• Education industry is well flourished in India at par with the global level. With more than 1.4 million schools which have over 227 million students enrolled and more than 36,000 higher education institutes, India has one of the largest higher education systems in the world. However, there is still a lot of potential for further development in the education system.
• There have been various efforts to transform the education sector in India since independence. To strengthened the education sector in India, an education policy was adopted in 1968 based on the recommendation of the Kothari Commission (1964-66), which made education an integral part of the national development efforts.

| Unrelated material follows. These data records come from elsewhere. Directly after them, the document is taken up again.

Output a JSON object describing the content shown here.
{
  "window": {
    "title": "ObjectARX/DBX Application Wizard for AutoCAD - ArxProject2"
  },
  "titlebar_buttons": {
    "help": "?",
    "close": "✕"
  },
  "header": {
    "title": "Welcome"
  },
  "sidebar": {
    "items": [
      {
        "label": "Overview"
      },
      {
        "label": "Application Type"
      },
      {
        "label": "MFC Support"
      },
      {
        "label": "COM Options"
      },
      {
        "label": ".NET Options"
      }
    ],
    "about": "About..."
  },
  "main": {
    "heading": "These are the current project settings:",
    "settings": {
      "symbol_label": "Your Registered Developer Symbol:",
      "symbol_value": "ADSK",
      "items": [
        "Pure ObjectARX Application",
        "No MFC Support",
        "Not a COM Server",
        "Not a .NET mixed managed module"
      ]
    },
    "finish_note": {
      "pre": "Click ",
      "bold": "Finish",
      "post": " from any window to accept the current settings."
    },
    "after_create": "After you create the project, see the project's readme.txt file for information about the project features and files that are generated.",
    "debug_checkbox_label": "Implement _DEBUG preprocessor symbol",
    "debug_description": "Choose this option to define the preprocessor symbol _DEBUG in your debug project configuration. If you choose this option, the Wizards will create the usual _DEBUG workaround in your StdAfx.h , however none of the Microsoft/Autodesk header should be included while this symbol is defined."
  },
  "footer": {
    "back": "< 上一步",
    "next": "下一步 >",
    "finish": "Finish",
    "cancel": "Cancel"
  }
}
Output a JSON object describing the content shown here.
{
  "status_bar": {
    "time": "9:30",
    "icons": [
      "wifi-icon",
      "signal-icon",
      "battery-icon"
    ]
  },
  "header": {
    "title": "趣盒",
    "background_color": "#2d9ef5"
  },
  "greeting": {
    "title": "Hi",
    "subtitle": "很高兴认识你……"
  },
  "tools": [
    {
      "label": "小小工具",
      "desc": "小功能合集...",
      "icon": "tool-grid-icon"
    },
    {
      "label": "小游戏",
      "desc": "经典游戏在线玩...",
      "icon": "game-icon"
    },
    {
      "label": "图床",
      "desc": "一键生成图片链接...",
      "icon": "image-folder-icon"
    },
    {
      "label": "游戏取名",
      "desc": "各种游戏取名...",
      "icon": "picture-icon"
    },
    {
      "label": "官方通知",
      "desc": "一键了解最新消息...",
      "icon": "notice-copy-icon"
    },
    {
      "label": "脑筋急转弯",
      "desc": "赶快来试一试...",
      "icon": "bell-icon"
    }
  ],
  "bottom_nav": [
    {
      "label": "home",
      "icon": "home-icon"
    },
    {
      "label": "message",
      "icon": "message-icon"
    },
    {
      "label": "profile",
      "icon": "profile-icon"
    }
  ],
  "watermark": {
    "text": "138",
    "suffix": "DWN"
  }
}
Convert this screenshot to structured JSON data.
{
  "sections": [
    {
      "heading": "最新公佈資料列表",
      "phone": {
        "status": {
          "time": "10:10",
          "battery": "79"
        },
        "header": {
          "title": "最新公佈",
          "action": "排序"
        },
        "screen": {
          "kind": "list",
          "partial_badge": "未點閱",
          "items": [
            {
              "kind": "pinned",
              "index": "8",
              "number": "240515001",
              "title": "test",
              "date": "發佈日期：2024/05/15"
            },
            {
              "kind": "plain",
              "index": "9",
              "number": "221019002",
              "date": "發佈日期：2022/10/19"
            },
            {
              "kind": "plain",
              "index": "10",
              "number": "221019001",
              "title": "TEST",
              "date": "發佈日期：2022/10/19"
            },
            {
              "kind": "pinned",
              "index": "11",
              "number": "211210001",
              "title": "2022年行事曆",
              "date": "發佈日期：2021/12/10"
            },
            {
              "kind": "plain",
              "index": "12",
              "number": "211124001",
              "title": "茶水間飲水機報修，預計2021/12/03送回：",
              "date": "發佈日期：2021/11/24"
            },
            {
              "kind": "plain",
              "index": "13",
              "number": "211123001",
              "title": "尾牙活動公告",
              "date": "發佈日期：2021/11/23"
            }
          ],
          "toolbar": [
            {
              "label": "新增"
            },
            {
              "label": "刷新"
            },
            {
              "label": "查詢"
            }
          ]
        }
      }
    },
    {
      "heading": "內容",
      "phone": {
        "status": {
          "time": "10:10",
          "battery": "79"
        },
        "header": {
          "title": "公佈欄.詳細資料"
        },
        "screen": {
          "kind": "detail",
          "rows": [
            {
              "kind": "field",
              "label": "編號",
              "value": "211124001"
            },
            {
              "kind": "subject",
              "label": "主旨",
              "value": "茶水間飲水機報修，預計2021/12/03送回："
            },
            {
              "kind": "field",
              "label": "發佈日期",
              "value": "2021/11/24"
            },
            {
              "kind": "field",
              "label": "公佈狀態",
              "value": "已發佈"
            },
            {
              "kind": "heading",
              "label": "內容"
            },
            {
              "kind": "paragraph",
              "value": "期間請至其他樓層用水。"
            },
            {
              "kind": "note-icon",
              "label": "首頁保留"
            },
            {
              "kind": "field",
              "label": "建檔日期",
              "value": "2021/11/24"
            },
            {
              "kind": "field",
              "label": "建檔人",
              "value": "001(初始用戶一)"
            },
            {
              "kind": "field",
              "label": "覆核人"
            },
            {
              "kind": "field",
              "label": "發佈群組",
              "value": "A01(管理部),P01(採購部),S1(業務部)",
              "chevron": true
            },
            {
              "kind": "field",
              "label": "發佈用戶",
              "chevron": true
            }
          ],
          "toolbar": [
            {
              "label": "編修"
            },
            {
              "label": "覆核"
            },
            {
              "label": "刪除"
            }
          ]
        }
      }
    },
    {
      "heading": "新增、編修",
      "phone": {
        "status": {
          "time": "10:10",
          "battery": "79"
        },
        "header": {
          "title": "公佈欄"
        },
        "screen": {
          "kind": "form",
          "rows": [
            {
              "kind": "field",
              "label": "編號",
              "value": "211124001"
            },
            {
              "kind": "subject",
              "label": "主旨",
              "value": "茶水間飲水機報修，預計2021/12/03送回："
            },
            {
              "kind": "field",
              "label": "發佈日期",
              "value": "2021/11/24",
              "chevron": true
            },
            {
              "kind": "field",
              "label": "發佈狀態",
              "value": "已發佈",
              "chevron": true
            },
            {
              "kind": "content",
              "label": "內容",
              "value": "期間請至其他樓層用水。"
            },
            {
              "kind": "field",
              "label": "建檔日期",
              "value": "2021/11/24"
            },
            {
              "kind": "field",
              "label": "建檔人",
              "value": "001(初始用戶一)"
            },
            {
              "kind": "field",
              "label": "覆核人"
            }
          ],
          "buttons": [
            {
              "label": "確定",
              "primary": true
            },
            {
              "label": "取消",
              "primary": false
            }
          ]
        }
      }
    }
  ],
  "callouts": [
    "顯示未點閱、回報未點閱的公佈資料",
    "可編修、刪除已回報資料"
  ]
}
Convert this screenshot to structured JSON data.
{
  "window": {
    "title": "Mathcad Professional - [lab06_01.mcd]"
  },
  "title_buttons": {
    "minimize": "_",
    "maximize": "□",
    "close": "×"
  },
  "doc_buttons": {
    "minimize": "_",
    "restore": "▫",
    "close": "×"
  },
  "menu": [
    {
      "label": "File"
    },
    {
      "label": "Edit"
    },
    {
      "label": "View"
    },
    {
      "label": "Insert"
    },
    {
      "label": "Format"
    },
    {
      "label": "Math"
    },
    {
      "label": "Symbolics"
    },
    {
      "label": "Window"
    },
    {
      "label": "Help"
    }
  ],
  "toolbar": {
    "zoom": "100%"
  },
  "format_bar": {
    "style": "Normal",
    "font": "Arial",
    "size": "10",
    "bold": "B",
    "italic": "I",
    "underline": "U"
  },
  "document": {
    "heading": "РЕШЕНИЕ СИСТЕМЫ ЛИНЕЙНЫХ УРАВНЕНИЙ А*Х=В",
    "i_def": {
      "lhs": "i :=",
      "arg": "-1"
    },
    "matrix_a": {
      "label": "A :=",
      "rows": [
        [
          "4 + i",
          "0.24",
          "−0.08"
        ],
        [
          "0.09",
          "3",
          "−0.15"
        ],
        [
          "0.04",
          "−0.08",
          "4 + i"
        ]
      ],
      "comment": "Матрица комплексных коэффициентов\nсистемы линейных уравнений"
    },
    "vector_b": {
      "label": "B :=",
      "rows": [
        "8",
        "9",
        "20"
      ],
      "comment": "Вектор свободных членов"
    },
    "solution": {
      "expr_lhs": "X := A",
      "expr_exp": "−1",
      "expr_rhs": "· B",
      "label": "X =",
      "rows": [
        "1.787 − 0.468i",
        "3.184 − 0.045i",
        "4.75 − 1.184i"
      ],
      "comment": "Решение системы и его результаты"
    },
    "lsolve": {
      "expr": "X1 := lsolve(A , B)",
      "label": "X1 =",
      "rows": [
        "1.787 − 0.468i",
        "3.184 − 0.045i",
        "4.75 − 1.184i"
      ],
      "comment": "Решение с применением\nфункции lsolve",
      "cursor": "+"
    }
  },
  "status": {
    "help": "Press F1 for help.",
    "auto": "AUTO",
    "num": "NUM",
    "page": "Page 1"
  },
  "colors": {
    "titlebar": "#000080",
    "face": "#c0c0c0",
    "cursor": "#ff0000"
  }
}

• However, with the prevailing education system, there arises a question that, “How much should India spend on Education, given the rising strata of education in the world in terms of quality education?” As per the recommendation of Kothari Commission, Indian public expenditure on education must be 6% of gross domestic product (GDP).
• Spending 6% of GDP for public expenditure on education has become a commonly accepted norm across the world, with credibility drawn from actual experience across many countries. This goal is only directional and normative, not a precise measure for what may really be required for educational well being of any nation.
• This goal was reaffirmed in the New Education Policy of 1986 and its revision in 1992, with a suggestion that every attempt must be made to go beyond 6%. Since then, each successive government on multiple occasions has reaffirmed this goal of spending 6% of GDP on education. For clarity, “spending” and “expenditure” includes both operating and investment spends.
• India has never reached even near the goal of spending 4.5-5% of GDP expenditure on education. The closest it has come was in 2001, when this number hit 4.4%. The number has been over 4% only in three years since the goal was set; it has hovered between 3.3% and 3.8% since the 1980s and currently it is 3.8%.
• As against 3.8% of India, the public expenditure on education in the OECD is 5.4% and in Brazil 5.8%. In reality this headline number vastly understates India’s shortfall.
1. India’s education system is on development path and a way short of our actual need, for example: secondary school, colleges and teachers. We have neglected many critical parts like teacher education, physical and social sciences, humanities and vocational education.
2. To cope up with this situation we need more money than countries that are done with the build-up, but we are significantly short of them. This large cumulative investment gap stunts the system and its capacity structurally, i.e. this is a structural investment gap.
3. We have the habit of cutting the corner of the cost and underfund almost everything by design like hiring teacher at much lower salaries with short term contracts compromising the quality of education. Almost every expenditure head is ludicrously underfunded, e.g. school budget for teaching-learning material, training for teachers and principals, expenditure for basic things such as electricity bill and maintenance, research in colleges and universities etc.
4. One shocking number that is emblematic of this underfunding: each child is supposed to get a nutritious mid-day meal at school for Rs.3.4. And this number is hardly been revised in the face of soaring food inflation. This operational funding gap makes ineffective, whatever we have built structurally, and eventually erodes it.
5. Our education system must be designed to serve the age group of 6-21. This number is 29% for India, 18% for OECD, and 23% for Brazil. To maintain this proportion we need more money, even if other things were to be equal.
• With the accumulated funding deficit over decades, the magical thinking (of many) that private funding can substitute being disabused by reality, the economy demanding dynamic and higher capacities of the workforce, soaring societal expectation from education, and the massive population of the young, it’s clear that we need sustained public spending much in excess of what we have done, probably way over 6% of GDP.
• Until India’s poor tax-to-GDP ratio (18% at present) improves substantially this is not going to happen and will further deteriorate the education (and Health). This is not a matter of finance but of substantial political will and action over time, not merely the professional and elected political class, but by public, by all of us.